Na análise de qualquer questão jurídica colocada no processo judicial tributário, por força do disposto no artº 1º do Código de Procedimento e Processo Tributário aplica-se em primeira linha este código, ainda que sem prejuízo de normas de direito comunitário, ou outras de direito internacional que vigorem na ordem jurídica interna, na lei geral tributária e em legislação especial nomeadamente quanto à liquidação e cobrança dos tributos parafiscais.

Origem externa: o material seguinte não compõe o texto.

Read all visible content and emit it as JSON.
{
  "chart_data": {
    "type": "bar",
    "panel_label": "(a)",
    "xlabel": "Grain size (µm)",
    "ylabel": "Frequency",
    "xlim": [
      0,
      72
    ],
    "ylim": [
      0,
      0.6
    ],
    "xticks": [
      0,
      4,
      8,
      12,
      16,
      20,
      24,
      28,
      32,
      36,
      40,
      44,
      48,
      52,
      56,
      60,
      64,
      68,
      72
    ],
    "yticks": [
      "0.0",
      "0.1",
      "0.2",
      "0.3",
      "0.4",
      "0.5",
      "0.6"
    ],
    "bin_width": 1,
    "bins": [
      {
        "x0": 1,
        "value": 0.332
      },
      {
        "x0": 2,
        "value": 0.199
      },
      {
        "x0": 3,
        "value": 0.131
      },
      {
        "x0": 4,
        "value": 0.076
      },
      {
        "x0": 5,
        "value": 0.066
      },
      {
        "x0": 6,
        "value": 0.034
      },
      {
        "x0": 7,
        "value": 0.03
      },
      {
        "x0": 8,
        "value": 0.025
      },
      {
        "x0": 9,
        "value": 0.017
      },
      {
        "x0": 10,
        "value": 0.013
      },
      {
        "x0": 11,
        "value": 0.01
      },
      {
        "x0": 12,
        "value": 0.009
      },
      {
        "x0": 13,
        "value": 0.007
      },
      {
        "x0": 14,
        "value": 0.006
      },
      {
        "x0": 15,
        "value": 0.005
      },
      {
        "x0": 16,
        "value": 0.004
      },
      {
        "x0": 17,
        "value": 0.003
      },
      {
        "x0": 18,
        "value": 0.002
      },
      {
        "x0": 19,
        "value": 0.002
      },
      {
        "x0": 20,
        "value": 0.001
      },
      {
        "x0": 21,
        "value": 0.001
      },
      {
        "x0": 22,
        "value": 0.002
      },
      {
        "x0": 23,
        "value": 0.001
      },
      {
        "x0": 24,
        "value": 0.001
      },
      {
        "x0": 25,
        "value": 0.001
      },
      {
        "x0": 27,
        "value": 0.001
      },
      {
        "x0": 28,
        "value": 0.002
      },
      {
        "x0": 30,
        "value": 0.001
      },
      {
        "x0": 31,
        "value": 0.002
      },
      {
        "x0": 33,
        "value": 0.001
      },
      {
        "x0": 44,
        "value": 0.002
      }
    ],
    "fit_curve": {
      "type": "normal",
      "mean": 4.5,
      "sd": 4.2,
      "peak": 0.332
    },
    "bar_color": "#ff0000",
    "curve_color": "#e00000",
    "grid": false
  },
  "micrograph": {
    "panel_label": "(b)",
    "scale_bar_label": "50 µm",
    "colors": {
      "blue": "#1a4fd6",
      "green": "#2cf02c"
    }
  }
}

Apenas quando no Código de Procedimento e Processo Tributário e nas normas indicadas no antecedente parágrafo se não encontre regulamentação própria ou bastante para uma dada questão jurídico-tributária, será possível o recurso a normas de aplicação supletiva ao processo tributário, referidas no artº 2º do Código de Procedimento e Processo Tributário e, pela ordem ali indicada.
Por questões de politica legislativa, entendeu-se que nos processos de impugnação e de execução fiscal haveria conveniência em estabelecer-se um regime especial sobre a arguição da incompetência territorial – artº 17º do Código de Procedimento e Processo Tributário – próxima do adoptado pelo Código de Processo Civil - em que a competência territorial consubstancia excepção dilatória que somente é de conhecimento oficioso nos casos previstos no seu artº.104, do CPC - e divergente do regime estabelecido no Código de Processo nos Tribunais Administrativos, em cujo artigo 13.º se prescreve que «a competência dos tribunais administrativos, em qualquer das suas espécies, é de ordem pública e o seu conhecimento precede o de outra matéria»

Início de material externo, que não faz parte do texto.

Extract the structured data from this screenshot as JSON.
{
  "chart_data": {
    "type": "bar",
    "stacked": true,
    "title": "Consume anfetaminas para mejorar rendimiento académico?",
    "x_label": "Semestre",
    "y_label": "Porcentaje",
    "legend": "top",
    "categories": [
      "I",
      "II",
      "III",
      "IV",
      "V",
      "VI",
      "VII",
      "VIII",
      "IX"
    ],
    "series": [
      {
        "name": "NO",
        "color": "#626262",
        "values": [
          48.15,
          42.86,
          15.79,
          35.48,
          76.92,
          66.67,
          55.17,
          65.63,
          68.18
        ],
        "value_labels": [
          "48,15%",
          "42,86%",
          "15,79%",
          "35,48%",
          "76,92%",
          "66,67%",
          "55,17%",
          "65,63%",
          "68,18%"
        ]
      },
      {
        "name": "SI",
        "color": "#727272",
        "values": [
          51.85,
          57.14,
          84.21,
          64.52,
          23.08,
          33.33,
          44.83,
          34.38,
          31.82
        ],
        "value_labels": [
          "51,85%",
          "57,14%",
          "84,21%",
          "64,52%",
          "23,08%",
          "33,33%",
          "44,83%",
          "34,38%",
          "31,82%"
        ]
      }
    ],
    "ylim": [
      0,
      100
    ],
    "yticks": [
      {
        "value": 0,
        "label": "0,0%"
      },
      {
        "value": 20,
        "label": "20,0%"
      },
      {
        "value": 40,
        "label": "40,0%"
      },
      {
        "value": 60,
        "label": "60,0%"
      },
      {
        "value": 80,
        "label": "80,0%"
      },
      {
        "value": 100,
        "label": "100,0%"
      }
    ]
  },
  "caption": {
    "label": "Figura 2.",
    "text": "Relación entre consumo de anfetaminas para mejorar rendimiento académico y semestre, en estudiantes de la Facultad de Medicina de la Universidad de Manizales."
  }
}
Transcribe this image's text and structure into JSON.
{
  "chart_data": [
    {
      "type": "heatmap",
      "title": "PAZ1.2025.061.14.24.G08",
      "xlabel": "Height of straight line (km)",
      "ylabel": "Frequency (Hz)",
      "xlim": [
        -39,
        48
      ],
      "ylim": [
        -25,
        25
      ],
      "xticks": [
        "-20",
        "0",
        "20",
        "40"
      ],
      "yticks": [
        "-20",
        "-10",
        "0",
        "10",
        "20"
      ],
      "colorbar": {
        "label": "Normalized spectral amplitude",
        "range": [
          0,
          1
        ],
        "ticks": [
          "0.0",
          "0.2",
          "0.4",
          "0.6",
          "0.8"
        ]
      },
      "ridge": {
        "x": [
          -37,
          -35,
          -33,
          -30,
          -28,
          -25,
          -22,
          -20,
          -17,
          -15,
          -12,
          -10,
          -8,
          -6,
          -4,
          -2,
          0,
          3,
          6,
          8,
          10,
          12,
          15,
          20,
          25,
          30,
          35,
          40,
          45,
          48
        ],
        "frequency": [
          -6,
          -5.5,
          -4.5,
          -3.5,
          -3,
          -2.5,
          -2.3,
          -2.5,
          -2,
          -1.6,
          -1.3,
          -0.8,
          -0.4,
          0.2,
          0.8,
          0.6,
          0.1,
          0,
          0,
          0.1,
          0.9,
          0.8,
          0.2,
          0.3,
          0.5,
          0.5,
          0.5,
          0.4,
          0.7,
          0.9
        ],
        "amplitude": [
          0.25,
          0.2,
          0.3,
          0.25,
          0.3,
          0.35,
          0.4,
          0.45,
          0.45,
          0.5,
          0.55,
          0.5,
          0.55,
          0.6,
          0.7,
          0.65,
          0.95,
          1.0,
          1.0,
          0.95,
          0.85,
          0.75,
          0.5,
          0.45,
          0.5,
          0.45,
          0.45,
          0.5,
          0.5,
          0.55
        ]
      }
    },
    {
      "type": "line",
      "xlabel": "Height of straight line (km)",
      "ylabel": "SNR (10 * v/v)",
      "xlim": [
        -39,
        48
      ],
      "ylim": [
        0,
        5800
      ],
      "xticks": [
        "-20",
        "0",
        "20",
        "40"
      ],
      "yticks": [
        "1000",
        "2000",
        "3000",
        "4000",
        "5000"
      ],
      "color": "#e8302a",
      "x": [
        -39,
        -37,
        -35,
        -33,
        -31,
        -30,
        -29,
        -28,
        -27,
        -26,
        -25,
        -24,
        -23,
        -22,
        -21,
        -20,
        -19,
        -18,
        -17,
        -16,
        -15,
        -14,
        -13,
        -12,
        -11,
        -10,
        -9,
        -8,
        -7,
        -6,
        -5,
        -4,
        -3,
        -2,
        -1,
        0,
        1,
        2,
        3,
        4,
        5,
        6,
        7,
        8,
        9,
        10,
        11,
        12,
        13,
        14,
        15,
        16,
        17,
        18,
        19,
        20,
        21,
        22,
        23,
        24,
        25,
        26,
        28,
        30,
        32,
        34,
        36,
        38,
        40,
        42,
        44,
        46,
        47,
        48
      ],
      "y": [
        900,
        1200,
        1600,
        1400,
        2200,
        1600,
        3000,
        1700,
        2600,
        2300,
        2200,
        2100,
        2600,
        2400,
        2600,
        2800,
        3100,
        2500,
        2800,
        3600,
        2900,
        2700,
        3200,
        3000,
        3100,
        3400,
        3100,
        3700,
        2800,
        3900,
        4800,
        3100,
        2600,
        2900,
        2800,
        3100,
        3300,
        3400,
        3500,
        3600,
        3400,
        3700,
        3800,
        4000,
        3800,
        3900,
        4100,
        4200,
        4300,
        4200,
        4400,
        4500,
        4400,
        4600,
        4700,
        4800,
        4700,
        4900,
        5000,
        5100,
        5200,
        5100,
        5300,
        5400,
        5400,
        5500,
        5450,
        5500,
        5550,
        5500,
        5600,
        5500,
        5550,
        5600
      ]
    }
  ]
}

Dispõe o Código de Procedimento e de Processo Tributário no seu artigo 17.º, Incompetência territorial em processo judicial:
1 - A infracção das regras de competência territorial determina a incompetência relativa do tribunal ou serviço periférico local ou regional onde correr o processo.

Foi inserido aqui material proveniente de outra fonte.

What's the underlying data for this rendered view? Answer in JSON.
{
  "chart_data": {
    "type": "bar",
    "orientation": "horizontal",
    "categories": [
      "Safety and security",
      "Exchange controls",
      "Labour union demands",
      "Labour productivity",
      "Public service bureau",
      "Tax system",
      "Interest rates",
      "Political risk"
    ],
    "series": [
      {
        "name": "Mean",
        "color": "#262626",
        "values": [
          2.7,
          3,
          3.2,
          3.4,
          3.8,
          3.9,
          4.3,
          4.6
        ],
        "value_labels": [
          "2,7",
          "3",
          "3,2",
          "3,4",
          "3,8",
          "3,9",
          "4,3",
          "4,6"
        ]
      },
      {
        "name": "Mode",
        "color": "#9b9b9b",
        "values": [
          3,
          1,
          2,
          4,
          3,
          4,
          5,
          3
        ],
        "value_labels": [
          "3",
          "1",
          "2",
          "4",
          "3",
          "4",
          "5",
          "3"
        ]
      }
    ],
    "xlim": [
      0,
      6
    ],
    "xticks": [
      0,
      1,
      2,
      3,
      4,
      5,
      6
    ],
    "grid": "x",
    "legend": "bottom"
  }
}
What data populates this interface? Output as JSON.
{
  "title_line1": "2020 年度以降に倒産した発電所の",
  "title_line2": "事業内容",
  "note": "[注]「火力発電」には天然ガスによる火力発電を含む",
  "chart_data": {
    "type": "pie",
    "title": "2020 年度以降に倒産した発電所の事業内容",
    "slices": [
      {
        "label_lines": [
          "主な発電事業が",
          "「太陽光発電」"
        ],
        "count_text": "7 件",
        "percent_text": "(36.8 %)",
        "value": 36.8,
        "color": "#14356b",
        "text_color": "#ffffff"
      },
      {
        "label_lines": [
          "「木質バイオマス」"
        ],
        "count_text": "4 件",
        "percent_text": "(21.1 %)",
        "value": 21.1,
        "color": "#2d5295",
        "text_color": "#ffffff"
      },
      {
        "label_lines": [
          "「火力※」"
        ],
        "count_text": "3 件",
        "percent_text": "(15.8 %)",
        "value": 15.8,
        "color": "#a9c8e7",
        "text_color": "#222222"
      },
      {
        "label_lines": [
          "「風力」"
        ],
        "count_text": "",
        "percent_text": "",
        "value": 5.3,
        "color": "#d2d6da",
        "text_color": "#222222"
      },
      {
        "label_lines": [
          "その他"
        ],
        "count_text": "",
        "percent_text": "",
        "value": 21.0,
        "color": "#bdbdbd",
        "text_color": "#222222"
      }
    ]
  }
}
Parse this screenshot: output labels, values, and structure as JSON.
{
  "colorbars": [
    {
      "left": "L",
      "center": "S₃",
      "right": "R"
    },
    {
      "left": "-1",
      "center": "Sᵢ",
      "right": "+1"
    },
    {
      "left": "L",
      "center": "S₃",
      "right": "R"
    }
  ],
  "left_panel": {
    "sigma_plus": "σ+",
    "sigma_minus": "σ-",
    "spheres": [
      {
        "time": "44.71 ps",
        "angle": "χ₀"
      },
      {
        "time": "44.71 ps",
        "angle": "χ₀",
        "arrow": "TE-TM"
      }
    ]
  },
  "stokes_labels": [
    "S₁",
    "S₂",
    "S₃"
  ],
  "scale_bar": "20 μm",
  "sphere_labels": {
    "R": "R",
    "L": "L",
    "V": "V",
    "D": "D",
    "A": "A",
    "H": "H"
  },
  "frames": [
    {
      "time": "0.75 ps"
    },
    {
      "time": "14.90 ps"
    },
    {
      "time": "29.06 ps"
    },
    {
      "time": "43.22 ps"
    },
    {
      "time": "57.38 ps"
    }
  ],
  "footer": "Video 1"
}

2 - A incompetência relativa só pode ser arguida:
a) No processo de impugnação, pelo representante da Fazenda Pública, antes do início da produção da prova;
b) No processo de execução, pelo executado, até findar o prazo para a oposição.
3 - Se a petição de impugnação for apresentada em serviço periférico local ou regional territorialmente incompetente, o seu dirigente promoverá a sua remessa para o serviço considerado competente no prazo de quarenta e oito horas, disso notificando o impugnante.
Assim, no presente processo, porque o Código de Procedimento e Processo Tributário não considerou que a competência relativa é uma questão de ordem pública, dado o disposto no nº 2, b) do artº 17º em análise e a ausência por parte da Fazenda Pública da dedução da referida excepção dilatória, impedido está o tribunal de dela tomar conhecimento oficiosamente. Tal solução tem vindo a ser reafirmada pelo Supremo Tribunal Administrativo, e pelo Sr. Conselheiro Jorge Lopes de Sousa, in Código de Procedimento e de Processo Tributário anotado e comentado, Volume I, 6.ª ed., 2011, p. 248 – nota 4 a) ao artigo 17.º do CPPT.
Deste modo verifica-se que a sentença recorrida ao conhecer oficiosamente da excepção dilatória de incompetência do tribunal em razão do território incorreu em erro de julgamento por violação da lei, pelo que não pode manter-se.”, no mesmo sentido e a propósito de um despacho da mesma natureza proferido em sede de Oposição à execução fiscal, pode ver-se o acórdão datado de 12/03/2014, recurso n.º 0111/14.
Pelo exposto, e no provimento do recurso, haverá que revogar a decisão recorrida, que mal andou ao oficiosamente julgar verificada a excepção de incompetência em razão do território do tribunal para julgar a oposição deduzida, determinando-se a baixa dos autos ao TAF de Sintra para que aí prossigam os seus termos.

Termos em que, face ao exposto, acordam os juízes da Secção de Contencioso Tributário do Supremo Tribunal Administrativo em conceder provimento ao recurso, revogar a decisão recorrida, determinando a baixa dos autos ao TAF de Sintra para que aí prossigam para conhecimento da oposição, se a tal nada mais obstar.

Sem custas.
D.n.
Lisboa, 17 de Junho de 2015. – Aragão Seia (relator) – Casimiro Gonçalves – Francisco Rothes.